Databricks offers automation during the machine learning lifecycle
The Databricks Unified Analytics Platform now offers automation and augmentation throughout the machine learning lifecycle.
The broader augmented analytics offering not only automates machine learning model building, but also extends to automated data preparation and model deployment. The new automated machine learning (AutoML) capabilities empower expert and citizen data scientists alike.
“Gartner predicts by 2020, more than 40% of data science tasks will be automated, resulting in increased productivity and broader use by citizen data scientists”. To accelerate this automation and help data science teams provide value to their business, Databricks’ Unified Analytics Platform is using machine learning to augment data preparation, visualization, feature engineering, hyperparameter tuning, model search, automatic model tracking, reproducibility, and deployment. Centered around an integration with the open source framework MLflow, this AutoML offering enables citizen data scientists, not just experts, to augment their data science and machine learning workflows at scale.
“Data scientists and machine learning engineers are continuously looking for ways to accelerate and scale their machine learning initiatives,” said Adam Conway, vice president of product management at Databricks. “By introducing the concept of ‘low-code’ and ‘no-code’, AutoML represents a fundamental shift in the way organizations approach machine learning and data science. With the right automation, AutoML can dramatically shorten time-to-value for data science teams.”
This offering provides AutoML capabilities at different levels of control and automation.
AutoML Toolkit: Automated end-to-end machine learning pipeline, including feature engineering, model search, and deployment, is available via Databricks Labs custom solutions.

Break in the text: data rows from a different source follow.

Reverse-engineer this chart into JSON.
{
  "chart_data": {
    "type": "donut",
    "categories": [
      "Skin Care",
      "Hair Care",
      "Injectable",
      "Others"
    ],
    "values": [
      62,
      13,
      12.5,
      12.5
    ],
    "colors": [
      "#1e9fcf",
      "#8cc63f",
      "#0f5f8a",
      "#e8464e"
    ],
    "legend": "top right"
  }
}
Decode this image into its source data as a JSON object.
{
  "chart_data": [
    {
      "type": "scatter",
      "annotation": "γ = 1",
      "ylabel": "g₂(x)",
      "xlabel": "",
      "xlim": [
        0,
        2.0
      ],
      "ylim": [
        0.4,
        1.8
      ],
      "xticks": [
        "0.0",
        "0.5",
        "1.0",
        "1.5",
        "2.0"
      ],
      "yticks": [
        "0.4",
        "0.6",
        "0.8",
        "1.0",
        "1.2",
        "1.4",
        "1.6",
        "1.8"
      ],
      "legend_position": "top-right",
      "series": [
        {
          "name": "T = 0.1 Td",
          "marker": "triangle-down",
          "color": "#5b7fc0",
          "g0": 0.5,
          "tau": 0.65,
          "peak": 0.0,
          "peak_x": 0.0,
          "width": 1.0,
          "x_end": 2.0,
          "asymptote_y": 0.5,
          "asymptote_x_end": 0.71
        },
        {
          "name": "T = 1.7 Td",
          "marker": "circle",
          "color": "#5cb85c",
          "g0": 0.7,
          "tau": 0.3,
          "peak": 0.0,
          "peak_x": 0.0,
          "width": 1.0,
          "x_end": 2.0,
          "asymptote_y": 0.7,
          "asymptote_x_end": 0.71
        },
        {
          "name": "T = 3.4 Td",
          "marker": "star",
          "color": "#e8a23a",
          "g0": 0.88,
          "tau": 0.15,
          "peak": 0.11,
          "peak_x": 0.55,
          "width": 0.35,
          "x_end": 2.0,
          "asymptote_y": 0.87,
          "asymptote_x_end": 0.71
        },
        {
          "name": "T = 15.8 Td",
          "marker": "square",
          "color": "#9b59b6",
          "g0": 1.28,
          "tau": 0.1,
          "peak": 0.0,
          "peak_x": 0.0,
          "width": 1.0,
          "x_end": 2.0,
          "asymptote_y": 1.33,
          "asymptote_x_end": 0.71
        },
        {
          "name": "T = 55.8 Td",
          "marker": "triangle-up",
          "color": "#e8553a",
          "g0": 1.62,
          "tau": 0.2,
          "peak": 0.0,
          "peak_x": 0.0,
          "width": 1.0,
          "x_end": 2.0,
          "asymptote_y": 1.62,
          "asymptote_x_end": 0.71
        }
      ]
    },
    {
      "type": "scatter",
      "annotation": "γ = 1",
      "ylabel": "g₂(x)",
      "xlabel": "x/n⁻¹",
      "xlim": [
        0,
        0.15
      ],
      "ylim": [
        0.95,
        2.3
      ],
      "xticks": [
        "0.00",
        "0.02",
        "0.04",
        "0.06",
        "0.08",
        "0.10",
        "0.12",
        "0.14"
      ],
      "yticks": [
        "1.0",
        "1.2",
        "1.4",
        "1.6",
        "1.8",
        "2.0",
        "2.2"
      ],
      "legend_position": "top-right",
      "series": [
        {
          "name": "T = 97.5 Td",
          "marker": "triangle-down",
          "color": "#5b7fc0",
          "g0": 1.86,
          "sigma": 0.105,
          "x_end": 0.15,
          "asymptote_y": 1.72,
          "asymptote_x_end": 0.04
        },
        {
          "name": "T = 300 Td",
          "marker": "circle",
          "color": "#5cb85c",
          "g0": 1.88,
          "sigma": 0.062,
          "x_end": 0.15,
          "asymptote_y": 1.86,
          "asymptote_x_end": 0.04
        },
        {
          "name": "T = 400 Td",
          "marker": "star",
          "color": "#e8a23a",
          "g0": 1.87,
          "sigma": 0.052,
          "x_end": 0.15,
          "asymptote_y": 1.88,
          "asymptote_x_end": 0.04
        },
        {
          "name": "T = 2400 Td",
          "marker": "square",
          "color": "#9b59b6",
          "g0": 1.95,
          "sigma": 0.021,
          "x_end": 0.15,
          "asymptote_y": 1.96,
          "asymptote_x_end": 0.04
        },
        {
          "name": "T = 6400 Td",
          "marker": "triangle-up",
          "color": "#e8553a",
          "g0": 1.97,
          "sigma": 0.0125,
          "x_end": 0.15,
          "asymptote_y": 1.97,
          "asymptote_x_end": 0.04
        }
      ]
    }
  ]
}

AutoML Toolkit executions are automatically tracked in MLflow.
Automated Model Search: Optimized and distributed conditional hyperparameter search with enhanced Hyperopt and automated tracking to MLflow.
Automated Hyperparameter Tuning: Optimized and distributed hyperparameter search with enhanced Hyperopt and automated tracking to MLflow. Deep integration with PySpark MLlib’s Cross Validation to automatically track MLlib experiments in MLflow.
Integration with Azure Machine Learning: Building upon the open source MLflow collaboration between Databricks and Microsoft announced in April, this integration allows customers access to the automated machine learning capabilities offered by Azure Machine Learning.